Mais mon endroit de prédilection préféré demeure l’aéroport Pierre-Elliot Trudeau, endroit de départ de tous ces voyages que je n’ai pas encore fait et que je veux faire, coûte que coûte, grand passionné de voyages et d’aviation que je suis, qui ne s’est présenté jusqu’à maintenant qu’à une reprise, la fois où je me suis présenté à Pierre-Elliot Trudeau pour assoir mon gros cul dans le gros cul d’un Boeing 747 fabriqué en 1991 qui m’a amené à Paris pour y vivre deux semaines d’extase avant de rassoir mon gros cul dans le gros cul d’un autre Boeing 747 qui m’a ramené à Montréal en pleine tempête automnale et après sept heures de vol ponctuées de turbulences qui effrayaient le voyageur en avion inexpérimenté que j’étais.
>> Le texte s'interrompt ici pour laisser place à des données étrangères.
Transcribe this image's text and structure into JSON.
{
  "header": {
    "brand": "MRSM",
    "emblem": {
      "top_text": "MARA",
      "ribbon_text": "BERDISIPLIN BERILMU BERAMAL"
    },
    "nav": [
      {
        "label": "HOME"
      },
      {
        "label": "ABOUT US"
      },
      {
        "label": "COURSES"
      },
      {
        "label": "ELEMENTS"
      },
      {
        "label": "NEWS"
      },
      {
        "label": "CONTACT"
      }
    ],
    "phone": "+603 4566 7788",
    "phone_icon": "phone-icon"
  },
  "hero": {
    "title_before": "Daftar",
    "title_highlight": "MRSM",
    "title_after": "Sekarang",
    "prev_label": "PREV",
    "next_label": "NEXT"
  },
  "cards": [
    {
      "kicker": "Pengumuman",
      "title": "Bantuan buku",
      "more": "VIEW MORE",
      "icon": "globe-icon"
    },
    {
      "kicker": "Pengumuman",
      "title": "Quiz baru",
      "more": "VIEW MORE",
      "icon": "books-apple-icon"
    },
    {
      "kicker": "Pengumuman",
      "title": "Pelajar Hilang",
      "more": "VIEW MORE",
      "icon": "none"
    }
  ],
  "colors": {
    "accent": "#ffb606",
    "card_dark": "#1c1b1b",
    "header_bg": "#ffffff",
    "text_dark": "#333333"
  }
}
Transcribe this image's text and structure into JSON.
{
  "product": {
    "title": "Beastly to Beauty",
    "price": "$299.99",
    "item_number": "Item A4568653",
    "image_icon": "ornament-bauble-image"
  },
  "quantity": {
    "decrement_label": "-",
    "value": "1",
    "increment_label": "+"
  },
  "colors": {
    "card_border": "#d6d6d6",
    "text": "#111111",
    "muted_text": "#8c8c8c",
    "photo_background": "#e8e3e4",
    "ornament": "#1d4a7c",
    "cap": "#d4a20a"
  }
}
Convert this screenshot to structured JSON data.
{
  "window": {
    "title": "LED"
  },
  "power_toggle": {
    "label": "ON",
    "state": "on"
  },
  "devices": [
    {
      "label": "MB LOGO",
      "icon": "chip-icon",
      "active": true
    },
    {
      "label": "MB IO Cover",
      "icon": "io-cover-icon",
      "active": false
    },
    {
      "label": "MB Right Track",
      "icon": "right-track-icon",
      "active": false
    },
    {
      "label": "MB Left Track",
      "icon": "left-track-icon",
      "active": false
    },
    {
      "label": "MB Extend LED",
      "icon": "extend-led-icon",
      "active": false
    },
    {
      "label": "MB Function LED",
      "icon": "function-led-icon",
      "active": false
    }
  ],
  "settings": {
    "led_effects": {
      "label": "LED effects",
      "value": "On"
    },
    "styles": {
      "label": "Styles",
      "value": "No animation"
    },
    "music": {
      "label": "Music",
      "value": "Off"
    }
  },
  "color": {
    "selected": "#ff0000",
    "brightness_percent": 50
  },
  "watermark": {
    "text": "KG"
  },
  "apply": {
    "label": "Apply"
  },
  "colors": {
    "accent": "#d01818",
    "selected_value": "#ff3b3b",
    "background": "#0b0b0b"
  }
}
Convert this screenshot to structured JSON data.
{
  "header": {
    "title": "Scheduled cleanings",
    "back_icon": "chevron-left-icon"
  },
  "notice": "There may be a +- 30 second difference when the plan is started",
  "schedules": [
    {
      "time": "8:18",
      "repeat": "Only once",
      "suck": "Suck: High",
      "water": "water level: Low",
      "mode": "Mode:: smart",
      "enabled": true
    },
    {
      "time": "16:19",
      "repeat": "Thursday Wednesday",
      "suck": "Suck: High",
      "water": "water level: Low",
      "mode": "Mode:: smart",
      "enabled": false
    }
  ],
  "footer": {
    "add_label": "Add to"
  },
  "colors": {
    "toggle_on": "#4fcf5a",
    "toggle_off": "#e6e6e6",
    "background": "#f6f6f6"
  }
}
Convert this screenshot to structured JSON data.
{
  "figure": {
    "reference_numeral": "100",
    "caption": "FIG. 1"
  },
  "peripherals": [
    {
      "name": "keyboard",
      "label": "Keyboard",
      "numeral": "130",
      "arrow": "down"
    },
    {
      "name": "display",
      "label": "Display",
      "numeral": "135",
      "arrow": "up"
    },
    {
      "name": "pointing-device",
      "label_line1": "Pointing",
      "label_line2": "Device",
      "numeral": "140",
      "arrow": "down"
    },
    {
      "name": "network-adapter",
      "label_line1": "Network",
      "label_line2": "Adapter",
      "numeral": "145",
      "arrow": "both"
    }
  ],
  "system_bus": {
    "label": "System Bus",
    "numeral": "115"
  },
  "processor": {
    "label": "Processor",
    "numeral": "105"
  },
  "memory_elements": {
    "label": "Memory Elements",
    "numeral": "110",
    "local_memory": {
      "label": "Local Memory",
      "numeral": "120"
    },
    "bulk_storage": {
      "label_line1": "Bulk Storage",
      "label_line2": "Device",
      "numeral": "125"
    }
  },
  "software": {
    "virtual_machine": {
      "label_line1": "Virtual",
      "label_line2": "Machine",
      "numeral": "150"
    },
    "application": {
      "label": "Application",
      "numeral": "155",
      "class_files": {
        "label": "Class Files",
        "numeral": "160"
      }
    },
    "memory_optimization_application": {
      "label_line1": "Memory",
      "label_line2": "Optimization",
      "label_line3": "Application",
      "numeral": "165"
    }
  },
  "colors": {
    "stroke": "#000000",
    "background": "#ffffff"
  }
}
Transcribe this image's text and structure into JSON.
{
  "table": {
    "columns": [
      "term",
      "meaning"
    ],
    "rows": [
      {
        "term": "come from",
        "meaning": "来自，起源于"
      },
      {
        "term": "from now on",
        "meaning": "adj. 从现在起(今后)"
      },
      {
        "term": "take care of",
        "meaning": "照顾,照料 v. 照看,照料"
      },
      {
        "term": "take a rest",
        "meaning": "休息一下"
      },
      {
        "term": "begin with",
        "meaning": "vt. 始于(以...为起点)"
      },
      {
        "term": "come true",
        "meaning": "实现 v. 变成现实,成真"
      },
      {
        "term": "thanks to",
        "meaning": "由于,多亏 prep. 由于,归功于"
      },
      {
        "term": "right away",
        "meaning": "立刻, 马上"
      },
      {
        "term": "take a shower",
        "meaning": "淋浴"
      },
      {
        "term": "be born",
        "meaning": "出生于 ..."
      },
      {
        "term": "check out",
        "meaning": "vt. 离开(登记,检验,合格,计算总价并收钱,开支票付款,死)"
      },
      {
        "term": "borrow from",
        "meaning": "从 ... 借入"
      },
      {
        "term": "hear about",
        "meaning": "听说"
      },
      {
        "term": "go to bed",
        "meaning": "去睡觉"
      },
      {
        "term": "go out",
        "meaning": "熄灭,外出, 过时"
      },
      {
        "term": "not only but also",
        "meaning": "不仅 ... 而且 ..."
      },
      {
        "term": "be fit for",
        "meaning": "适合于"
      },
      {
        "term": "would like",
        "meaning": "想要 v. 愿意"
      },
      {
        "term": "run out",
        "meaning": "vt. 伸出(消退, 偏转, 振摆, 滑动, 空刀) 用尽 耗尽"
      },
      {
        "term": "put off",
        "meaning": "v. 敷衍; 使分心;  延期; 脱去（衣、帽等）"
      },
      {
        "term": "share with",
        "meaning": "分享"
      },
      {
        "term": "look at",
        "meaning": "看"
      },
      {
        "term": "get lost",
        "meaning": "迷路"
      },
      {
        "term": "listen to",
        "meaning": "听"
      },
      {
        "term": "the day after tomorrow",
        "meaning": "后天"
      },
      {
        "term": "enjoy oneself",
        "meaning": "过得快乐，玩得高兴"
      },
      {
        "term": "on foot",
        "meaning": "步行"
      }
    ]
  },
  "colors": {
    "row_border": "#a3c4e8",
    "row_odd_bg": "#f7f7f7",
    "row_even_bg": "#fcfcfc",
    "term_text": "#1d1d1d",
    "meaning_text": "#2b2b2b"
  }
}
J’aimerais bien pouvoir écrire de chez moi, sauf que je ne peux pas comme je le voudrais. Quand je le fais, je m’installe sur ma table de cuisine, qui ne donne aucune vue sinon sur le mur blanc à ma droite. J’aimerais bien pouvoir le faire de mon salon pour bénéficier de la vue sur ma rue, mais je n’ai pas de bureau pour le moment.
Ah! Si seulement j’avais un bureau dans mon salon! Pour le moment, mon gros ordinateur a son écran installé sur une chaise de table pendant que le reste se tient pêle-mêle sur le plancher, me laissant dans une position d’écriture plutôt inconfortable. Bientôt, je m’en paierai un, usagé, et je mettrai des plantes dans mon salon.
Ça sera beau, ça fera vivant. Ça sera sans doute inspirant.